Firma Hightex in Klipphausen baut für Millionen eine neue Halle und fertigt Textile Halbzeuge für A 350, BMW und Trägerrakete Ariane 6...

Ein großer Tag für die Firma Hightex im Gewerbegebiet Klipphausen und für die Gemeinde und den Landkreis Meißen: Am 21. Juli 2019 wurde mit einem symbolischen Spatenstich der Auftakt für den Bau einer weiteren modernen Fertigungshalle mit 3 500 Quadratmetern Produktionsfläche und einem 700 Quadratmeter großen Büro- und Sozialbereich vollzogen. Gleichzeitig feierte die Hightex Verstärkungsstrukturen GmbH ihr 20-jähriges Bestehen, wozu Geschäftspartner, Kunden und Vertreter aus Wirtschaft und Politik zugegen waren.

Im Firmengelände in Richtung Autobahn entsteht jetzt der Neubau, der Mitte nächsten Jahres fertig sein soll. Allein über 5,5 Millionen Euro werden in den Bau investiert. Hinzu kommen noch weitere Millionen für Maschinen und Ausrüstungen. Das Bauunternehmen Goldbeck Ost GmbH, Niederlassung Sachsen, das seinen Sitz ebenfalls im Gewerbegebiet Klipphausen hat, ist hier Generalauftragnehmer.

Bauteile für Airbus

„Die Erfolgsgeschichte dieses Unternehmens geht weiter“, sagte der Meißner Landrat Arndt Steinbach (CDU) zur festlichen Veranstaltung. Hightex sei mit seinen Spitzenprodukten in der modernen Luft- und Raumfahrt sowie Automobilindustrie ein anerkannter Partner und Zulieferer für Branchen der Hightechindustrie in Deutschland, wo Leichtbau immer mehr gefragt sei. „Das stärkt den guten Ruf von Klipphausen, unseres Landkreises und des Landes Sachsen“, bemerkte der Landrat.

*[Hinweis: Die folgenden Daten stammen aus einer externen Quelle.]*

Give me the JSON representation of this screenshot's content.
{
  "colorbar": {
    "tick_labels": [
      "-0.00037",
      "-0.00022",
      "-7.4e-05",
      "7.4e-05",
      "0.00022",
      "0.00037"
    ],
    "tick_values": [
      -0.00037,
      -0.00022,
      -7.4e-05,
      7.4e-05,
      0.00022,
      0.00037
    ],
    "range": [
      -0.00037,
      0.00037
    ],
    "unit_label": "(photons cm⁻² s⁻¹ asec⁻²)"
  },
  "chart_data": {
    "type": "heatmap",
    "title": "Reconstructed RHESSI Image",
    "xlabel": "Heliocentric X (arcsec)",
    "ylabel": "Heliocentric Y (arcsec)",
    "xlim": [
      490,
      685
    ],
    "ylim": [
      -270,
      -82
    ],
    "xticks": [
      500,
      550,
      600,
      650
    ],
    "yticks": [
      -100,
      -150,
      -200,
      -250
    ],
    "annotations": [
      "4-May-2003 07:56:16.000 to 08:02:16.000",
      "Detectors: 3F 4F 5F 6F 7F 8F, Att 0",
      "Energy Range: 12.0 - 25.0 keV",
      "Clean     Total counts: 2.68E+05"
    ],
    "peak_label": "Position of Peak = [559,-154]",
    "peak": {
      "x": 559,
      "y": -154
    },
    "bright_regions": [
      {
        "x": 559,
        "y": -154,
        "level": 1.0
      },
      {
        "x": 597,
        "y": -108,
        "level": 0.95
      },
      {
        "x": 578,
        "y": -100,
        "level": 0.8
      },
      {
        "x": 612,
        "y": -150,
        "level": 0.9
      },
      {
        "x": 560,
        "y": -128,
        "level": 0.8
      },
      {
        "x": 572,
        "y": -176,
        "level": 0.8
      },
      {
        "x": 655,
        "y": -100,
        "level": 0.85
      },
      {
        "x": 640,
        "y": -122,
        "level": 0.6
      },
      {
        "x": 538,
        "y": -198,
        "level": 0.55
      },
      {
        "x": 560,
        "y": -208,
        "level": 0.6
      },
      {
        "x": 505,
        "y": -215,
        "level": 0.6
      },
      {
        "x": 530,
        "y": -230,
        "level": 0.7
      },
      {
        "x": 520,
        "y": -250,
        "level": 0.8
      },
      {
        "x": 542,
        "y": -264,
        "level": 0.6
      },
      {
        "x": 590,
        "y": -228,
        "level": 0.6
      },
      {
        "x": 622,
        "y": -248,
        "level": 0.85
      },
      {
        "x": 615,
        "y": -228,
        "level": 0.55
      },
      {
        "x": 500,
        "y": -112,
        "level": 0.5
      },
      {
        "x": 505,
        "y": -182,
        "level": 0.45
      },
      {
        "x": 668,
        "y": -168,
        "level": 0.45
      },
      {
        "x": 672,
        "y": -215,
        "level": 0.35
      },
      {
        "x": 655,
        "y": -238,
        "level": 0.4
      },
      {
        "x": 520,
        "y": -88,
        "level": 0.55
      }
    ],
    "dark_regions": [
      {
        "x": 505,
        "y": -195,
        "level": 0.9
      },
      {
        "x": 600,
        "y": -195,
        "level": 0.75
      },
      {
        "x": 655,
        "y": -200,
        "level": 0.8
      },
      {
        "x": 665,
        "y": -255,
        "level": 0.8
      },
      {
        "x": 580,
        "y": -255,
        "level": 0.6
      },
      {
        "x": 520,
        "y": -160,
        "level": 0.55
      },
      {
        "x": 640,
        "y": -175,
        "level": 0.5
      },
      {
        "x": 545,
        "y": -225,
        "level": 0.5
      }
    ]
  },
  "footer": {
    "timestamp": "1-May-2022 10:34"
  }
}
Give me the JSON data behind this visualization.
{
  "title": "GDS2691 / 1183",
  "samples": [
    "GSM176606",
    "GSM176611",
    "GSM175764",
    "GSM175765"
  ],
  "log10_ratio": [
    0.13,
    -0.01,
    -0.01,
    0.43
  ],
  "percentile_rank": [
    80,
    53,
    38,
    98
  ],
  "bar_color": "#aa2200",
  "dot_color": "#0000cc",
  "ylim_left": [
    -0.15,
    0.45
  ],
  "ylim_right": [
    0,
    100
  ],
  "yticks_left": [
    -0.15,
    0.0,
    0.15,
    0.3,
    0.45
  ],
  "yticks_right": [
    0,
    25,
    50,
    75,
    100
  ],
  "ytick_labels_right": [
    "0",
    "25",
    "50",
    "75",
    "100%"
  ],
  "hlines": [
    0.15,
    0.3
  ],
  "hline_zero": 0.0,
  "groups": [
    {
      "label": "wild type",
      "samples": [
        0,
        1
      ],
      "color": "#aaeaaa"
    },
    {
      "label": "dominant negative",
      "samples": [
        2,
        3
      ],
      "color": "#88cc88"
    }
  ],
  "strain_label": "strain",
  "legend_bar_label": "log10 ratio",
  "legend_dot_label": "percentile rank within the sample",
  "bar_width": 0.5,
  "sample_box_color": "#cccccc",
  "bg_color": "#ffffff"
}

So fertigt dieser mittelständische Betrieb mit seinen 70 Beschäftigten textile Kohlefaser-Halbzeuge für Fensterrahmen und Fußbodenstrukturen für das Langstreckenflugzeug Airbus A 350. Mit seinen innovativen Technologien und Qualitätsprodukten ist Hightex auch für die BMW AG ein zuverlässiger Partner. Hier werden mit einem langfristigen Auftrag in der Serienfertigung für das Elektroauto BMW i3 Halbzeuge für den Seitenrahmen des Fahrzeuges hergestellt. Faserverbundwerkstoffe sind bedeutend leichter als Stahlkonstruktionen, haben aber gleiche oder sogar noch bessere Eigenschaften als herkömmliche Materialien.

Partner bedanken sich

Durch sein Know-how, das Weltspitze ist, etabliert sich Hightex auch in der internationalen Raumfahrtindustrie. In Klipphausen werden jetzt Halbzeuge zur Fertigung von Segmenten für die neue europäische Trägerrakete Ariane 6 hergestellt, die im nächsten Jahr starten soll. „Es sind Teile, die für die Lenkung der Rakete benötig werden“, sagte Hightex-Geschäftsführer Dr. Dirk Feltin. Die technischen Textilien von Hightex sind aber noch in vielen weiteren Produkten zu finden, wo Leichtbaustrukturen aus Carbon eingesetzt werden. Das betrifft zum Beispiel ein Kabinen-Trägerteil für einen Militärhubschrauber, Regalboden-Gitter für Hochtemperatur-Öfen oder auch Teile für Long- und Snowboards.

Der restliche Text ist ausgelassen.